Geffrye Museum – 2014
I worked on an HLF Young Roots heritage project called ‘Centenary Celebrations’ interpreting the 100 years history of the Geffrye Museum and 300-year history of the almshouses. I assisted the youth led steering group who decided on the design of the exhibition and interactive timeline. I also worked with young disabled people who interpreted the collection with art that was displayed in the exhibition. A main part of my role was sourcing Young Tour Guides who delivered monthly tours to visitors to the museum. I developed a self-guiding teaching resource by creating ‘themed’ research packs to enable young people to write and deliver their own tours of the exhibition.
TOWIEthics – 2016
Working with Emergency Exit Arts and the Bishopsgate Institute I put together a toolkit for best practice for working with young people on heritage projects.
I was previously a member of TOWIEthics for the ‘Radical Citizenship’ project. Exploring citizenship in the UK and across the world from the 1950s to today using the newly enquired Mondcivitan Republic (a world citizens political movement established in 1956 influenced by the World War II for a world without boarders) archive at the Bishopsgate Institute. The project came about as the Bishopsgate Institute wanted to allow the opportunity for the archive to be interpreted, accessible and used by the general public. TOWIEthics were the first to look through the 12 boxes of archive material since being re-homed at the Bishopsgate Institute. As a team we delivered events based on the Mondcivitian Republic and developed citizenship learning resources for schools. I worked on developing learning resources for primary schools. We worked with an illustrator to design ‘Challenge Cards’ that could be used by teachers to have engaging debates with students. We had cards that focussed on worldwide issues such as war or climate change to cards that supported conversations around citizenship in the school playground such as bullying or body image.
Tate Exchange – 2018
During my MA we spent a week at the Tate Modern as part of their Tate Exchange. In groups we had a day to plan an activity each and then 4 days to deliver the activities. Visitors wrapped wool around a gazebo frame covering every inch in wool and they took a photocopy of their hands then tided them on to the frame. Over the week we could see how many people were involved in creating the structure.
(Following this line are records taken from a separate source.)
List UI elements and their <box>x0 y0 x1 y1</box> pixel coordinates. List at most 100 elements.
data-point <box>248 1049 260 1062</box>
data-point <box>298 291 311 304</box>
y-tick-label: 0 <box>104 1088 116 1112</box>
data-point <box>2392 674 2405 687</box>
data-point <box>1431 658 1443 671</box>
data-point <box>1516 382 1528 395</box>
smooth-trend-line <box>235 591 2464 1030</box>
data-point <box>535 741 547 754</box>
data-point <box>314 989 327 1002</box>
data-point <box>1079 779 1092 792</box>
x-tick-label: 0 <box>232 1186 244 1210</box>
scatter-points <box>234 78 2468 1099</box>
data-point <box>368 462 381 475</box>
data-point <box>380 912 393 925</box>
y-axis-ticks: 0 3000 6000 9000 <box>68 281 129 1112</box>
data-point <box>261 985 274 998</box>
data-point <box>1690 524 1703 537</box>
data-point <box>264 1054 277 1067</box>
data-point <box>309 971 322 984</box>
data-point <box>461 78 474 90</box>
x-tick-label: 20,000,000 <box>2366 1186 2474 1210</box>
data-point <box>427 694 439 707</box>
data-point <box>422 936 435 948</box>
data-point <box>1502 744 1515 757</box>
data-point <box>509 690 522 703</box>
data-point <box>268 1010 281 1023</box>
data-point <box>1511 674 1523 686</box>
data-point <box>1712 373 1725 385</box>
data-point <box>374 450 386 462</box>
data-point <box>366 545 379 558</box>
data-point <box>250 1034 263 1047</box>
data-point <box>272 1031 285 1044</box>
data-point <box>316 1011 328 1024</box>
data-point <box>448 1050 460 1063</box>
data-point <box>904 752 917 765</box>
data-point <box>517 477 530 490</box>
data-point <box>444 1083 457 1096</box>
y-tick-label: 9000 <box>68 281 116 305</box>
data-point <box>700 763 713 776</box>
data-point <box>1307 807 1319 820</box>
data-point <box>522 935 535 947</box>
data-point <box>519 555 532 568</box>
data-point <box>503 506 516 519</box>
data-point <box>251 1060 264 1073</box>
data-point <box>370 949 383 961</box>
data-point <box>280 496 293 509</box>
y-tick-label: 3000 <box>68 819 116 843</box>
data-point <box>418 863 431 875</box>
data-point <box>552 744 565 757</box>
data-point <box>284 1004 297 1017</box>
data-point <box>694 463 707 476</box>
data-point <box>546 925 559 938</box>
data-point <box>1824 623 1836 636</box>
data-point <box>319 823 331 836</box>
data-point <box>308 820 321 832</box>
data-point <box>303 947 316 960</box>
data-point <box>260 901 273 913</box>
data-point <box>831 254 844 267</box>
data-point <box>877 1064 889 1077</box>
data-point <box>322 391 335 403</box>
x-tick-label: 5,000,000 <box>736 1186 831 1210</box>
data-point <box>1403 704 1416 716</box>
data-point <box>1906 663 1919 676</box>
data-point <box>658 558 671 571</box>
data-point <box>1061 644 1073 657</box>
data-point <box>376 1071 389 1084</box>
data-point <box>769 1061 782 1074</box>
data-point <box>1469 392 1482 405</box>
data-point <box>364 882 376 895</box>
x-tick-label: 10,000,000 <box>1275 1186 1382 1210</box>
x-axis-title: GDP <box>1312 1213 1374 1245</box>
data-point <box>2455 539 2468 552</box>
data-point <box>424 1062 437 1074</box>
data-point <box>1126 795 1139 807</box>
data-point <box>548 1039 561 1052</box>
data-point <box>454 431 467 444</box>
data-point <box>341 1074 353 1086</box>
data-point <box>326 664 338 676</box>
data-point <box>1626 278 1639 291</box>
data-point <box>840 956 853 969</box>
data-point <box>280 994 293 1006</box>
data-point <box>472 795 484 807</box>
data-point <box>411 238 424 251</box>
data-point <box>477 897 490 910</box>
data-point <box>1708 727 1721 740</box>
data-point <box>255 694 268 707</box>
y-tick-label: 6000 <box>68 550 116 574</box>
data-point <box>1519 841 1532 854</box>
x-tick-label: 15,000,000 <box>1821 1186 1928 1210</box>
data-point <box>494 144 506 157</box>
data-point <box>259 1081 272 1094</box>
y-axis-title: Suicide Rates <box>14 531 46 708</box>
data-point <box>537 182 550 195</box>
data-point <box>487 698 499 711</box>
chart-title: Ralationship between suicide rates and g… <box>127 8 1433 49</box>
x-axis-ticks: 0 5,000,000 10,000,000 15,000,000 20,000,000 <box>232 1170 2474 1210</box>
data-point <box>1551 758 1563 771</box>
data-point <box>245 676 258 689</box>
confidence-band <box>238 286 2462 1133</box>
Wellcome Collection – 2018
In April 2018 I delivered a session at the Wellcome Collection ‘Open Platform’ titled ‘To label, or not to label, that is the question? How does neurology affect how we experience the world and how others experience us? Join a conversation about neurodivergence’. I displayed my neurodiversity timeline showing a brief history alongside Wellcome Collection library books and archive material, I made 13 statements for example ‘focusing on neurodivergent celebrities has a positive impact’ we debated about the statements and to end the event visitors wrote a message to Percy F the first ‘dyslexic’ and placed it on his plinth.
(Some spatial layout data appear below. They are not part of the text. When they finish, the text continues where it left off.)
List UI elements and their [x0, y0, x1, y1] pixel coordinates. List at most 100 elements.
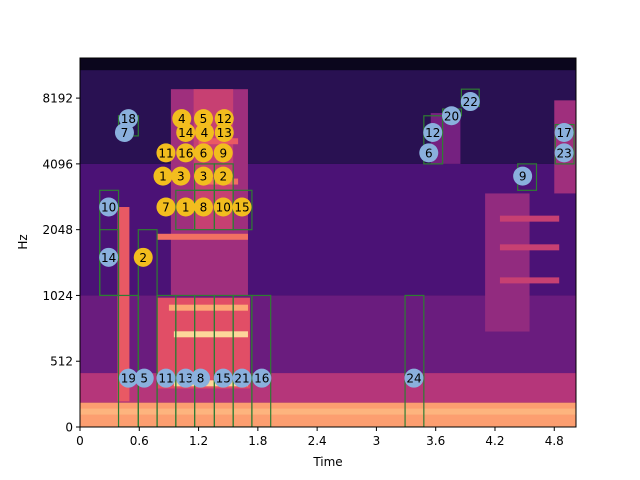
yellow-marker-label: 7: [162, 201, 170, 215]
spectrogram-band: [80, 58, 576, 71]
blue-marker-dot: [423, 123, 443, 143]
yellow-marker-dot: [194, 109, 214, 129]
spectrogram-band: [80, 402, 576, 427]
x-axis-ticks: 0 0.6 1.2 1.8 2.4 3 3.6 4.2 4.8: [76, 427, 564, 448]
yellow-marker-label: 13: [217, 126, 232, 140]
blue-marker-dot: [252, 368, 272, 388]
yellow-marker-label: 11: [158, 146, 173, 160]
yellow-marker-label: 1: [182, 201, 190, 215]
blue-marker-dot: [156, 368, 176, 388]
yellow-marker: 4: [194, 123, 214, 143]
spectrogram-band: [485, 193, 530, 332]
yellow-marker-label: 10: [216, 201, 231, 215]
blue-marker-label: 10: [101, 201, 116, 215]
blue-marker: 23: [554, 143, 574, 163]
blue-marker-label: 23: [557, 146, 572, 160]
blue-marker-label: 24: [406, 372, 421, 386]
blue-marker-dot: [99, 197, 119, 217]
yellow-marker-dot: [194, 197, 214, 217]
blue-marker-label: 16: [254, 372, 269, 386]
annotation-box: [423, 115, 444, 165]
yellow-marker-label: 9: [219, 146, 227, 160]
spectrogram-band: [80, 373, 576, 403]
blue-marker: 14: [99, 247, 119, 267]
yellow-marker-label: 6: [200, 146, 208, 160]
yellow-marker-dot: [156, 143, 176, 163]
yellow-marker-label: 2: [219, 170, 227, 184]
spectrogram-band: [117, 207, 130, 402]
spectrogram-harmonic: [499, 277, 560, 284]
yellow-marker-dot: [214, 109, 234, 129]
yellow-marker-dot: [214, 123, 234, 143]
yellow-marker: 14: [176, 123, 196, 143]
blue-marker: 15: [213, 368, 233, 388]
spectrogram-harmonic: [499, 215, 560, 222]
yellow-marker-dot: [153, 166, 173, 186]
yellow-marker-dot: [156, 197, 176, 217]
plot-frame: [79, 57, 577, 428]
yellow-marker: 3: [194, 166, 214, 186]
blue-marker-dot: [554, 123, 574, 143]
blue-marker: 13: [176, 368, 196, 388]
blue-marker: 21: [232, 368, 252, 388]
yellow-marker: 6: [194, 143, 214, 163]
yellow-marker-label: 8: [200, 201, 208, 215]
yellow-marker-dot: [213, 143, 233, 163]
x-tick-label: 3.6: [426, 434, 445, 448]
yellow-marker: 2: [133, 247, 153, 267]
yellow-marker: 11: [156, 143, 176, 163]
yellow-marker-label: 1: [159, 170, 167, 184]
blue-marker: 10: [99, 197, 119, 217]
blue-marker: 5: [134, 368, 154, 388]
blue-marker: 19: [118, 368, 138, 388]
yellow-marker: 1: [153, 166, 173, 186]
spectrogram-harmonic: [499, 244, 560, 251]
blue-marker-label: 11: [158, 372, 173, 386]
blue-marker: 18: [118, 109, 138, 129]
y-tick-label: 0: [65, 421, 73, 435]
yellow-marker: 1: [176, 197, 196, 217]
blue-marker: 9: [513, 166, 533, 186]
spectrogram-bands: [80, 58, 576, 427]
x-tick-label: 4.8: [545, 434, 564, 448]
spectrogram-harmonic: [80, 408, 576, 415]
y-tick-label: 2048: [42, 223, 73, 237]
yellow-marker-dot: [176, 123, 196, 143]
blue-marker-dot: [442, 106, 462, 126]
annotation-box: [251, 294, 272, 427]
x-tick-label: 2.4: [308, 434, 327, 448]
blue-marker-label: 17: [557, 126, 572, 140]
x-tick-label: 4.2: [485, 434, 504, 448]
blue-marker: 8: [191, 368, 211, 388]
annotation-box: [404, 294, 425, 427]
y-tick-label: 1024: [42, 289, 73, 303]
yellow-marker: 9: [213, 143, 233, 163]
spectrogram-harmonic: [173, 380, 248, 387]
blue-marker-dot: [404, 368, 424, 388]
yellow-marker: 13: [214, 123, 234, 143]
blue-marker-label: 12: [425, 126, 440, 140]
yellow-marker: 12: [214, 109, 234, 129]
blue-marker-label: 7: [121, 126, 129, 140]
spectrogram-harmonic: [173, 331, 248, 338]
blue-marker: 24: [404, 368, 424, 388]
blue-marker-label: 15: [216, 372, 231, 386]
yellow-marker-dot: [176, 143, 196, 163]
x-tick-label: 3: [373, 434, 381, 448]
yellow-marker: 8: [194, 197, 214, 217]
yellow-marker: 7: [156, 197, 176, 217]
blue-marker: 22: [460, 92, 480, 112]
yellow-marker-label: 4: [178, 112, 186, 126]
y-axis-label: Hz: [16, 234, 30, 249]
blue-marker-label: 5: [140, 372, 148, 386]
yellow-marker-dot: [213, 197, 233, 217]
yellow-marker-dot: [213, 166, 233, 186]
yellow-marker-label: 16: [178, 146, 193, 160]
blue-marker: 6: [419, 143, 439, 163]
blue-marker: 20: [442, 106, 462, 126]
blue-marker-label: 21: [234, 372, 249, 386]
blue-marker: 16: [252, 368, 272, 388]
blue-marker-dot: [419, 143, 439, 163]
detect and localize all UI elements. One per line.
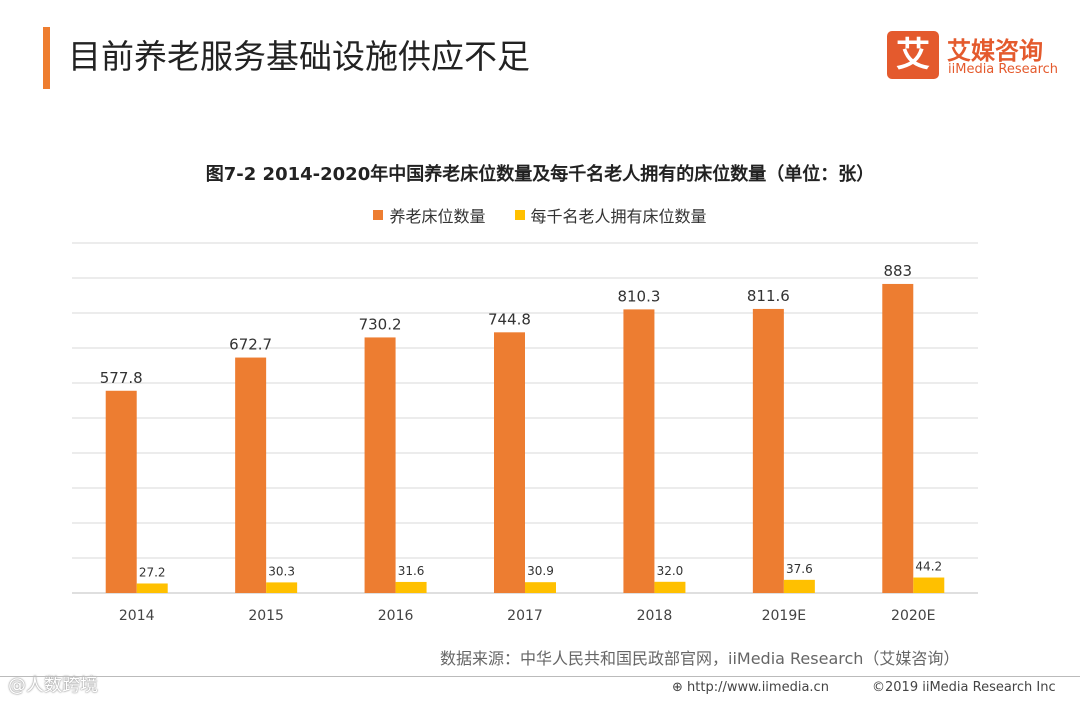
legend-swatch-orange <box>373 210 384 220</box>
chart-legend: 养老床位数量 每千名老人拥有床位数量 <box>0 203 1080 227</box>
data-label-beds-2020E: 883 <box>883 262 912 280</box>
footer-divider <box>0 676 1080 677</box>
legend-item-per-thousand: 每千名老人拥有床位数量 <box>514 203 707 227</box>
legend-swatch-yellow <box>514 210 525 220</box>
watermark-text: @人数跨境 <box>8 675 98 696</box>
data-label-per-thousand-2015: 30.3 <box>268 564 295 578</box>
x-tick-label-2018: 2018 <box>637 608 673 624</box>
bar-per-thousand-2017 <box>525 582 556 593</box>
footer-copyright: ©2019 iiMedia Research Inc <box>872 680 1056 695</box>
legend-label-per-thousand: 每千名老人拥有床位数量 <box>530 207 707 226</box>
footer-url-text: http://www.iimedia.cn <box>687 680 829 695</box>
bar-beds-2019E <box>752 308 784 593</box>
bar-per-thousand-2015 <box>266 582 298 593</box>
x-tick-label-2014: 2014 <box>119 608 155 624</box>
bar-beds-2020E <box>882 283 914 593</box>
data-label-per-thousand-2020E: 44.2 <box>915 560 942 574</box>
footer-url-link[interactable]: ⊕ http://www.iimedia.cn <box>672 680 829 695</box>
logo-name-en: iiMedia Research <box>948 62 1059 77</box>
bar-per-thousand-2020E <box>913 577 945 593</box>
title-accent-bar <box>43 27 50 89</box>
data-label-beds-2015: 672.7 <box>229 336 272 354</box>
bar-per-thousand-2016 <box>395 581 427 593</box>
x-tick-label-2020E: 2020E <box>891 608 935 624</box>
data-label-per-thousand-2014: 27.2 <box>139 565 166 579</box>
data-label-beds-2018: 810.3 <box>617 287 660 305</box>
bar-beds-2016 <box>364 337 396 593</box>
bar-per-thousand-2018 <box>654 581 686 593</box>
chart-title: 图7-2 2014-2020年中国养老床位数量及每千名老人拥有的床位数量（单位：… <box>205 164 875 185</box>
page-title: 目前养老服务基础设施供应不足 <box>68 37 530 76</box>
data-label-beds-2019E: 811.6 <box>747 287 790 305</box>
bar-per-thousand-2014 <box>136 583 168 593</box>
bar-per-thousand-2019E <box>783 579 815 593</box>
legend-label-beds: 养老床位数量 <box>389 207 486 226</box>
legend-item-beds: 养老床位数量 <box>373 203 485 227</box>
data-label-per-thousand-2016: 31.6 <box>398 564 425 578</box>
data-label-beds-2014: 577.8 <box>100 369 143 387</box>
logo-name-cn: 艾媒咨询 <box>947 37 1043 65</box>
data-label-per-thousand-2017: 30.9 <box>527 564 554 578</box>
data-label-per-thousand-2019E: 37.6 <box>786 562 813 576</box>
data-label-beds-2017: 744.8 <box>488 310 531 328</box>
brand-logo: 艾 艾媒咨询 iiMedia Research <box>887 31 1062 83</box>
bar-beds-2014 <box>105 390 137 593</box>
data-source: 数据来源：中华人民共和国民政部官网，iiMedia Research（艾媒咨询） <box>440 649 960 668</box>
data-label-per-thousand-2018: 32.0 <box>657 564 684 578</box>
x-tick-label-2016: 2016 <box>378 608 414 624</box>
bar-beds-2015 <box>235 357 267 593</box>
logo-mark-icon: 艾 <box>887 31 939 79</box>
x-tick-label-2015: 2015 <box>248 608 284 624</box>
bar-beds-2017 <box>494 332 525 593</box>
data-label-beds-2016: 730.2 <box>359 315 402 333</box>
x-tick-label-2017: 2017 <box>507 608 543 624</box>
globe-icon: ⊕ <box>672 680 688 695</box>
bar-beds-2018 <box>623 309 655 593</box>
x-tick-label-2019E: 2019E <box>762 608 806 624</box>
I also participated at the Museum Association Festival of Change in Manchester, 2017. I created the ‘Museum of the Labelled’ and made a start on my timeline telling the outline of the history of neurodiversity. I also wrote the ‘labels’ on luggage tags of the previous names used for example dyspraxia has previously been known as clumsy childhood syndrome to help museums find objects in their collection.
‘Unsophisticated Art’ at the MERL – 2021
For the 51 Voices project which was supported by the University of Reading Diversity and Inclusion Fund. I ran three workshops for participants to come and explore ‘unsophisticated art’ through photography and projection mapping. Taking inspiration from “Black Eyes & Lemonade” an exhibition that took place at the Whitechapel Art Gallery in London during the Festival of Britain in 1951. The exhibition showcased everyday objects made in Britain for example birthday cards, needle work, cakes, toys, corn dollies to souvenirs from museum gift shops…Objects you wouldn’t see in museums and art galleries. We used our phones to take photographs of everyday objects to then project into the eye of a scanned and enlarged exhibition catalogue.